Siap kalah kemudian bertransformasi menjadi tak siap kalah. Tak siap kalah ini banyak faktor. Misalnya menganggap dicurangi, menganggap ditipu, menganggap dikadali, dan sebagainya. Sebetulnya yang lebih tepat adalah maju dengan tanpa pikiran akan kalah.
Putusan MK Final
Apakah kemudian mereka yang menggugat ke Mahkamah Konstitusi bisa disebut tak siap kalah? Saya kira tidak. Mereka yang menempuh jalur hukum tentu berada dalam jalur konstitusional.
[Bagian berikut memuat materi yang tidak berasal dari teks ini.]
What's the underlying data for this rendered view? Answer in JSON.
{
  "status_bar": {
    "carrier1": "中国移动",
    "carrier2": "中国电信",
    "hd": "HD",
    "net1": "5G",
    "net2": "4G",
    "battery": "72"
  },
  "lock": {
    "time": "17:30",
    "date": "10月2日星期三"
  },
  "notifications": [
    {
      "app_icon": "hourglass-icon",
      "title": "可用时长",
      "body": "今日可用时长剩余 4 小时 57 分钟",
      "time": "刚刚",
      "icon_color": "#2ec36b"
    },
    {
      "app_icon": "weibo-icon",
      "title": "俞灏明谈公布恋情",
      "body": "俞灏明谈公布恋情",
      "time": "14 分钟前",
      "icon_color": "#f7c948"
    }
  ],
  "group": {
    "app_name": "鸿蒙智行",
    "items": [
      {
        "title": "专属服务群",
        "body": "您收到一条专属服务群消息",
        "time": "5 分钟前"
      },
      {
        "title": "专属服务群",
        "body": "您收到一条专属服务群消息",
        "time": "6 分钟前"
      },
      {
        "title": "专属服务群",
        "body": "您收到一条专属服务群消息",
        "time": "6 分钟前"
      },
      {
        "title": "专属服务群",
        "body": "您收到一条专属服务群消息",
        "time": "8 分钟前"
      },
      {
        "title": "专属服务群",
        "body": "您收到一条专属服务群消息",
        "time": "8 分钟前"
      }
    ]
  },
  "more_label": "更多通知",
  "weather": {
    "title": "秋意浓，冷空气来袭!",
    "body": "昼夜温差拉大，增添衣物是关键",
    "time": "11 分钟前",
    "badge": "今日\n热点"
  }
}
Tak ada yang salah dan ini adalah hak kandidat.
Mahkamah Konstitusi diberi wewenang untuk memutuskan perkara terakhir sengketa pemilihan kepala daerah. Selain sebagai lembaga hukum untuk memutus sengketa konstitusi, MK juga diberi amanah menjadi juri dalam sengketa hasil pemilihan kepala daerah. Tak jelas memang relevansinya, namun begitulah adanya lembaga ini.
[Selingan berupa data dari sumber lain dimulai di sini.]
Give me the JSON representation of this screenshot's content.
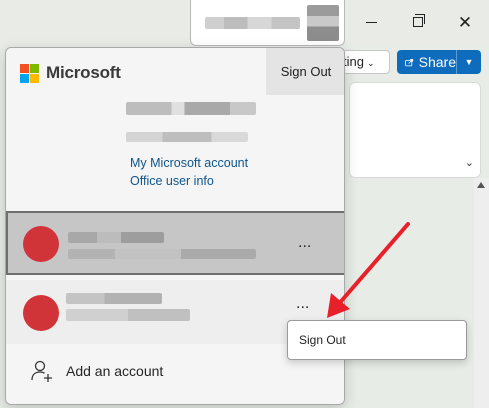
{
  "window_controls": {
    "minimize_icon": "minimize-icon",
    "maximize_icon": "restore-icon",
    "close_icon": "close-icon",
    "close_glyph": "✕"
  },
  "toolbar": {
    "editing_label": "Editing",
    "editing_visible_text": "ting",
    "share_label": "Share",
    "share_color": "#0f6cbd"
  },
  "account_flyout": {
    "brand": "Microsoft",
    "brand_colors": [
      "#f25022",
      "#7fba00",
      "#00a4ef",
      "#ffb900"
    ],
    "sign_out_label": "Sign Out",
    "links": {
      "my_account": "My Microsoft account",
      "office_info": "Office user info"
    },
    "accounts": [
      {
        "avatar_color": "#d13438",
        "active": true,
        "more_label": "..."
      },
      {
        "avatar_color": "#d13438",
        "active": false,
        "more_label": "..."
      }
    ],
    "add_account_label": "Add an account"
  },
  "context_menu": {
    "items": [
      "Sign Out"
    ]
  },
  "annotation": {
    "arrow_color": "#e8202a"
  }
}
Tiga kandidat yang menggugat tentu saja memiliki hak konstitusional. Sebaliknya, mereka yang digugat juga memiliki hak untuk mengajukan pembelaan. MK bermain di dua aras: yuridis dan politis.
Beruntung, para hakim MK selama ini terbukti sebagai sebuah lembaga hukum yang terkenal memiliki integritas tinggi sehingga nyaris bisa dipastikan bahwa keputusan yang mereka buat bebas dari tekanan pihak-pihak tertentu. Kapasitas dan integritas para hakim yang menjadi wasit nyaris tidak bisa dipertanyakan. Ini menjadi alasan bagi saya untuk meyakini bahwa apapun keputusan MK kiranya bersifat konstitusional dan substansial.
Para hakim MK yang dimotori oleh Mahfud MD memang kerap kontroversial karena lebih mengedepankan asas keadilan substansial. Keadilan macam ini lebih memuaskan ketimbang keadilan yang berlindung di balik pasal-pasal tekstual.
Berandai-Andai
Keputusan MK yang akan diumumkan 29 Maret ini akan menjadi keputusan final dan mengikat. Tidak ada lagi jalur hukum setelahnya. Ini adalah peradlilan tertinggi untuk menyelesaikan konflik pemilihan kepala daerah. Maka marilah sekedar kita berandai-andai.
Jika MK memutus bahwa ada masalah dengan pemilihan gubernur 23 Maret lalu, maka akan ada beberapa kemungkinan yang terjadi. Pertama, bisa saja coblos ulang di beberapa tempat seperti yang lazim terjadi selama ini. Kedua, bisa saja MK memerintahkan penghitungan ulang kertas surat suara di beberapa wilayah. Coblos simetris selama ini dianggap paling banyak merugikan kandidat runner up sehingga penghitungan ulang dianggap dapat mempengaruhi capaian suara. Ketiga, bisa saja MK memerintahkan Pemilukada ulang, walau saya agak ragu dengan kemungkinan ketiga ini. Sementara opsi menggugurkan kandidat pemenang lalu menggelar Pemilukada ulang rasanya hampir mustahil diambil.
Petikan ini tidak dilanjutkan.